If you are intimidated by the strangeness or sheer sized of the giant rutabagas in this week’s share—fear not! There are so many tasty and simple ways to use this humble vegetable, that you’ll quickly be wishing you had a few more.
Also called a Swede, yellow turnip, or a “neep” in Ireland, the rutabaga is a member of the brassica family and is a cross—improbably—between a cabbage and a turnip. Although it is not well-known in North America, rutabagas were a staple crop for fill bellies, both man and animal, in Europe during and after World War II. Consequently, it has unfortunate associations with famine a poverty.
When I lived in Germany, I used to ride my bicycle passed a field with piles of rutabagas stretching two stories high, and stopped to ask the farmer what this strange vegetable was. “Steckrübe,” he called it, was just “food for animals.”

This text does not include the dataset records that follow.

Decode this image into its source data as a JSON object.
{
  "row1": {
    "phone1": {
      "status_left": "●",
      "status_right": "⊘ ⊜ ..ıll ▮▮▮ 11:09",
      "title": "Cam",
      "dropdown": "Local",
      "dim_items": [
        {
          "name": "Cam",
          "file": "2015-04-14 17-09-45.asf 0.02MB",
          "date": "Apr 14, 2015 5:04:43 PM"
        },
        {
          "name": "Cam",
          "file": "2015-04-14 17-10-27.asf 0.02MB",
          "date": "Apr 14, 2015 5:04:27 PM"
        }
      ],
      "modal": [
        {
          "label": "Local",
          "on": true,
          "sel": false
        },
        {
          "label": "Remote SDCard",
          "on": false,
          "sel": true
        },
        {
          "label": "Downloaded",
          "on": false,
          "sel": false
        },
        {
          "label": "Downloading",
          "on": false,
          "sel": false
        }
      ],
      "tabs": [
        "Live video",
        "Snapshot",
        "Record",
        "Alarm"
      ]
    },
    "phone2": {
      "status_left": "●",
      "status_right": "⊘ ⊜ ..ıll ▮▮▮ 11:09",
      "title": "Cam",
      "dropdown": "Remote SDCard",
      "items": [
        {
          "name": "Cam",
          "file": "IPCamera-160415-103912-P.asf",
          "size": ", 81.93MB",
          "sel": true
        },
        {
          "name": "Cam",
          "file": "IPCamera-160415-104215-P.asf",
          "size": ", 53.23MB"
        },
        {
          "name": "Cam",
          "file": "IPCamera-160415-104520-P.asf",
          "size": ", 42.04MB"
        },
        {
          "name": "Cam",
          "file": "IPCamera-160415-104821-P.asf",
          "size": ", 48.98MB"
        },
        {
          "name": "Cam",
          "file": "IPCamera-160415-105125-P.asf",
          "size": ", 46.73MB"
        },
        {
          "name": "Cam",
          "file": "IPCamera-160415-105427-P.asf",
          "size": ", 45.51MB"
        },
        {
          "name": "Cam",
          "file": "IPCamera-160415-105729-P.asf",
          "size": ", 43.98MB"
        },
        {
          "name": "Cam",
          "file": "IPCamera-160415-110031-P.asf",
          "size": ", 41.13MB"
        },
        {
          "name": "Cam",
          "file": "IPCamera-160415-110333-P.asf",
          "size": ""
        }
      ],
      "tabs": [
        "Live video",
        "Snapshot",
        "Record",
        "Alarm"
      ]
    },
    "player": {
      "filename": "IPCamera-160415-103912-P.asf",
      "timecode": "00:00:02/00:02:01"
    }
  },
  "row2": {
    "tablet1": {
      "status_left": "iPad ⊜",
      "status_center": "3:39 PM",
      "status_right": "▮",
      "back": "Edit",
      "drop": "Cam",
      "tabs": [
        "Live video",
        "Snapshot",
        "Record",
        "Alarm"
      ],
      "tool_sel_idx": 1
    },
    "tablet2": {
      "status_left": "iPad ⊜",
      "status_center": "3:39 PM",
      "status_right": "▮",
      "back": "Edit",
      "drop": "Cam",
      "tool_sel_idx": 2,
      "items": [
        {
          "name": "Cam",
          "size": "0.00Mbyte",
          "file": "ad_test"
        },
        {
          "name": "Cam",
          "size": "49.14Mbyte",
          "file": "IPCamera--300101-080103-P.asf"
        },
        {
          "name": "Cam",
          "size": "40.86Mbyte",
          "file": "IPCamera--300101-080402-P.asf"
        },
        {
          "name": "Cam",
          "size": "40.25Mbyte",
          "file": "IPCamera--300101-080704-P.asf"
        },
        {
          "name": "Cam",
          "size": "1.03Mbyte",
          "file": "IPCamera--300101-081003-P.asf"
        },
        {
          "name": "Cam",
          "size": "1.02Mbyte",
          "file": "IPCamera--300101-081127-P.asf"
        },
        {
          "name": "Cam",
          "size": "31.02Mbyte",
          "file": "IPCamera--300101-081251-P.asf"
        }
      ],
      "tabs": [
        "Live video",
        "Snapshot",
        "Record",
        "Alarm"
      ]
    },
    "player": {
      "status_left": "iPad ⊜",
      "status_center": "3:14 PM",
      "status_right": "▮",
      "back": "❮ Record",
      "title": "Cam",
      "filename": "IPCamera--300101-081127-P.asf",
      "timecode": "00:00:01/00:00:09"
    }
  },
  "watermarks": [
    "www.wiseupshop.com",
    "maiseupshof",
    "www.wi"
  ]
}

But don’t let that put you off! Rutabagas are filling and delicious. Sweet like a carrot, less starchy than a turnip, easier to peel than a butternut squash, and with half the calories of a sweet potato, rutabagas are truly a wonder-vegetable and can be substituted in just about any recipe that calls for its root-y cousins.
Rutabagas can be stored in the refrigerator for 2-3 weeks, and keep on the counter for about a week. They make a great addition to mashed potatoes, and can be grated and added to salads or coleslaws.